An alert comes in - “unhandled exception, foobar, @Engineer”

An engineer takes a look. After a few minutes of looking at it, they assess the alert to be one of the following:

  • Urgent - an important user workflow is affected
  • Bug - Something is broken, but it doesn’t require an urgent fix
  • Unknown - Could be a bug, but if it is, it’s difficult to reproduce, or has little user impact
  • A false alarm

If the alert indicates an urgent issue, the engineer starts trying to fix it. They may pull in other engineers to assist.

If the alert was just a false alarm, the engineer either mutes the alert or makes a code change to prevent whatever triggered the alert from doing so again.

For the other two cases, the engineer creates a ticket with their findings, and places it in the appropriate teams’ triage queue, allowing product team members to prioritize the bug against all of the other ongoing priorities. Ideally, the alert is silenced so that it doesn’t ping the team again, but is left around so that if it becomes a bigger or more common issue, the team can re-prioritize fixing it.

This is what a healthy alert system looks like.

What does a good alert look like

Alerts should be:

  • Novel
  • Pressing
  • Actionable

Novel - because if it’s something that “just happens all the time”, it’s either not a real issue, or it’s a sign that your alert system is so overwhelming no one wants to deal with it.

Pressing - if the alert doesn’t feel important enough to act on, then it’s not worth having an alert for.

Actionable - if no one knows what to do for the alert, then people may not act on it. The alert keeps going off, making it no longer novel or pressing.

If a tree falls in a forest, does it make a noise?

If all your trees are on fire, does it make a sound?

Alerts are one of many tools that engineers use to ensure that an application is working as intended. They are only useful when they occur in small doses.

Alerts that go off, and don’t trigger an action, are just metrics. Very noisy metrics.

If you see smoke everywhere, you don’t know if you have a few campfires, or one big wildfire. Alerts are there to help you catch fires before they become wildfires. Catch things that are breaking before they impact all of your users!

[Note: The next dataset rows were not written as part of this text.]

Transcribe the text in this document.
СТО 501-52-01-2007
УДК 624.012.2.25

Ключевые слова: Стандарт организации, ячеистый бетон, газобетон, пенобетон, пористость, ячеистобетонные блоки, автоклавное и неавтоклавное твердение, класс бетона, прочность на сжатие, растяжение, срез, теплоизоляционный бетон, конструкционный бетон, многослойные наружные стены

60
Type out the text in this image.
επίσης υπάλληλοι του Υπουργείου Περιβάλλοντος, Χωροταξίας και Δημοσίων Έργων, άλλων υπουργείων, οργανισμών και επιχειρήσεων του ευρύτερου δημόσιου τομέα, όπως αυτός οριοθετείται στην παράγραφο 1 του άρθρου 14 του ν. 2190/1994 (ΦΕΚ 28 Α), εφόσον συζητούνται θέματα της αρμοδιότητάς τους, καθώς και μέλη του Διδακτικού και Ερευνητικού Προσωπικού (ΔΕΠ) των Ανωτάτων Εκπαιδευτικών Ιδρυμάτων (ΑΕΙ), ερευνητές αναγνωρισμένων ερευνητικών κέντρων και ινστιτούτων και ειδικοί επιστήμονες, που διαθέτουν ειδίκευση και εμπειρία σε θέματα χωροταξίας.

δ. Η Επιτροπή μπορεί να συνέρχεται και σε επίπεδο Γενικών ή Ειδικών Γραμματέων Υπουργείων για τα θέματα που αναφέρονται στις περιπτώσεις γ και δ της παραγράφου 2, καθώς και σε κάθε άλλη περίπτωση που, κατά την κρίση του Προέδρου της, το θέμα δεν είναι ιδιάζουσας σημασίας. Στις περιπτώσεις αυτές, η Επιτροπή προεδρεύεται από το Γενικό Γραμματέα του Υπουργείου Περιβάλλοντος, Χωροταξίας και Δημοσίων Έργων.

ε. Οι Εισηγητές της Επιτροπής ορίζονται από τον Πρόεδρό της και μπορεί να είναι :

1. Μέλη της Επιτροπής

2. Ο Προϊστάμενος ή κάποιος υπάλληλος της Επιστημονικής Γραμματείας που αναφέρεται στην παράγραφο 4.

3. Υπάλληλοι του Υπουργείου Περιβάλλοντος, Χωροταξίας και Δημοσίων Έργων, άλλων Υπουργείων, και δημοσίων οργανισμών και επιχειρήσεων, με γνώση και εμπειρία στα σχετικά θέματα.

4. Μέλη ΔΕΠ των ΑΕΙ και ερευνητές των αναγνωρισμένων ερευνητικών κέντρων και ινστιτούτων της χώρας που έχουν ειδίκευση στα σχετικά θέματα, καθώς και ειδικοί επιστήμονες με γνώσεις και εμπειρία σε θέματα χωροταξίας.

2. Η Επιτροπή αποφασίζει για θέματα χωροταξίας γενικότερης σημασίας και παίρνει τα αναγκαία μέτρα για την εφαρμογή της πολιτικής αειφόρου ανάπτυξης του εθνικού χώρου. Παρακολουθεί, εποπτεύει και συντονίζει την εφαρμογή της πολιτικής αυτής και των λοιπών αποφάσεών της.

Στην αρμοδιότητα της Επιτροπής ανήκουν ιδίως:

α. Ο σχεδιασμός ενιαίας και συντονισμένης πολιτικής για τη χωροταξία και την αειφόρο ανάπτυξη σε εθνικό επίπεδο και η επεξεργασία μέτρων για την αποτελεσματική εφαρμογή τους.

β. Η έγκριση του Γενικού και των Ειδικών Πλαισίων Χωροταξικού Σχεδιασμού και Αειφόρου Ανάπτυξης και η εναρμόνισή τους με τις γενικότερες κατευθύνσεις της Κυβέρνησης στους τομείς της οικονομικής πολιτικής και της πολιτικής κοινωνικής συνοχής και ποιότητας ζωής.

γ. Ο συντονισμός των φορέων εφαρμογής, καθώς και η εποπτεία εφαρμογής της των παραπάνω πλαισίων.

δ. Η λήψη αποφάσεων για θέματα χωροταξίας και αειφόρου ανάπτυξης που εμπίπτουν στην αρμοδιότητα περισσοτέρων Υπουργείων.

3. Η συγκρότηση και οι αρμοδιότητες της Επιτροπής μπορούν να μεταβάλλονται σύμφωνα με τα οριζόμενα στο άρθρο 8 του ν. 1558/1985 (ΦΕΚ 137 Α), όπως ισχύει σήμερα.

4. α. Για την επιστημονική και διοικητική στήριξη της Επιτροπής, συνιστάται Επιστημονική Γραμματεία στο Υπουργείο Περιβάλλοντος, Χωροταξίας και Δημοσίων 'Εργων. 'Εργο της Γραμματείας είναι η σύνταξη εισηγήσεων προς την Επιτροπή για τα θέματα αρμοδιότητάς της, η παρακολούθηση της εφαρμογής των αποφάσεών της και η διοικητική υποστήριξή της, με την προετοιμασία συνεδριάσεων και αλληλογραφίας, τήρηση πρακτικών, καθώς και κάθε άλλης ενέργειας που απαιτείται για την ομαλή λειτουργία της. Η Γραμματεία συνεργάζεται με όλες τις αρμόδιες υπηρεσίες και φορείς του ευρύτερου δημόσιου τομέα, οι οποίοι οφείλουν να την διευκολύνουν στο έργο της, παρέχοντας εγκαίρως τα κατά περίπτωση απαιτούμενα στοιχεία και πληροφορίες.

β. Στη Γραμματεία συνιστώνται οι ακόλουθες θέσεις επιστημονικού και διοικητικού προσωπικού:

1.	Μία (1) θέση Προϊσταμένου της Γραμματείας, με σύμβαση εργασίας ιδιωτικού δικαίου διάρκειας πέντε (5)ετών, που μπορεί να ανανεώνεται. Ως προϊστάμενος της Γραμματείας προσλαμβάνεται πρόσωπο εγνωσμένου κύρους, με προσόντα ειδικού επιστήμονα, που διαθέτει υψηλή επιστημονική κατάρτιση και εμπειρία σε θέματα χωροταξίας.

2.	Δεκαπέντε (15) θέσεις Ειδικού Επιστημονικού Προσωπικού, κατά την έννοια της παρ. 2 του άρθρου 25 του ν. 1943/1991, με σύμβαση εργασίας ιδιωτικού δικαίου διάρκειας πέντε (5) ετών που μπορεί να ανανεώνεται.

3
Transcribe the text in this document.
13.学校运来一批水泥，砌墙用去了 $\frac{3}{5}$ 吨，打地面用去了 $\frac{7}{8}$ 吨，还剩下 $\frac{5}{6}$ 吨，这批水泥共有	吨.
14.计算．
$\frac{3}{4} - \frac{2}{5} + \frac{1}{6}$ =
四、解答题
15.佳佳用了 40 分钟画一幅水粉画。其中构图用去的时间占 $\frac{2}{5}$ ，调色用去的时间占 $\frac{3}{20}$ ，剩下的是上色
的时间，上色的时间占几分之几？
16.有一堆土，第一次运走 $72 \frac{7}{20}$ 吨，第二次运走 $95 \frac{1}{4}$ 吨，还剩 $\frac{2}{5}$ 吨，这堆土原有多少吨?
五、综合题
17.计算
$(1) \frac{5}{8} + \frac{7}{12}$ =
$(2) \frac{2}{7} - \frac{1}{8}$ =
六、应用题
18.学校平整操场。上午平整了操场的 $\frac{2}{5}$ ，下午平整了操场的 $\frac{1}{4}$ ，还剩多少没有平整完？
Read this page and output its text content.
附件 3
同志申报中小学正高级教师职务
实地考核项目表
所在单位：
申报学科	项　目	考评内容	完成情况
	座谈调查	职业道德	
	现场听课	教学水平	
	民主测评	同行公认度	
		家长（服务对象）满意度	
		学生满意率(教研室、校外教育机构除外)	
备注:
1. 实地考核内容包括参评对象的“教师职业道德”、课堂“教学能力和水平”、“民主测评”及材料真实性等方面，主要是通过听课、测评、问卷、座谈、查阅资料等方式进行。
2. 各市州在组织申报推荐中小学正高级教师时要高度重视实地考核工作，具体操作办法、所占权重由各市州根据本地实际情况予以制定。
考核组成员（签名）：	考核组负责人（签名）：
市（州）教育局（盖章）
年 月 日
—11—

I have an alert system that feels manageable. What should I do to keep it that way?

Keep the volume low, and accountability high.

You should have a process that calls out a specific person, or two, as the person who triages alerts. They should spend no more than a few minutes per alert each day, and they will be responsible for keeping the alert volume at a manageable level.

Two people is (almost) always better than one. They can help keep each other accountable, and make the work feel less lonely. If your alert system got into a mess, it was because no one felt accountability over keeping it clean, or found value in doing so. There are people that thrive doing just bug fix work, but if that work isn’t acknowledged, it can feel meaningless.

If you’re a teammate who is responsible for setting the team priorities, make sure you prioritize alert resolution work when it comes up. If you don’t, you are silently telling your team that resolving alerts isn’t valued work, and they will stop spending time on it.

Identify what a manageable threshold looks like for your team. If your team struggles to maintain that threshold, it can be a sign that you are close to a tipping point. Once you cross that tipping point, inertia sets in. Nobody triages alerts because there are dozens, rather than a handful. Why bother taking the time to look into a couple of them? And the worse the volume gets, the more work it takes to dig yourself out of the hole.

Build a culture of proactiveness. Make sure people understand why the maintaining status quo is important. Stomping out a fire takes more effort than pinching a few sparks.

I have a forest, but I’m having trouble justifying getting the dead leaves raked up

Acknowledging that you have a problem is the first step!

Go treasure hunting in your alerts channel! If it is truly in a state of neglect, you should be able to find some examples of tragically poor user experiences, or milder negative user experiences that have been ongoing for a long time. You want something that would be a “no brainer, needs fixed” that has been costing the company money for a while. Then, remind people that there could be more such issues!

If your organization cares about company morale, you can point out that having alarms go off all of the time is very stressful, and leads people to believe that your product is full of nothing but bugs.

Cleanup

Look at your noisiest alerts first. Not the ones that affect the most users, or create the worst user experiences.

By getting rid of the noisiest alerts, you move the team closer to the ideal experience sooner. Your product will never be bug free. The motivation of your team should be to minimize bugs and their impact.

Only once you have decreased the noise should you focus on prioritizing alerts by customer impact. The point of alerts is to ensure good user experiences, and you are a user of your alerts!

It can take a while, and can be tedious, but eventually, you will be able to count the number of alerts you have. An alert will pop up, and instead of ignoring it, you click on it. You’ll do the same for the next. And once you realize you’re doing this for every alert, you can say success! Go into maintenance mode!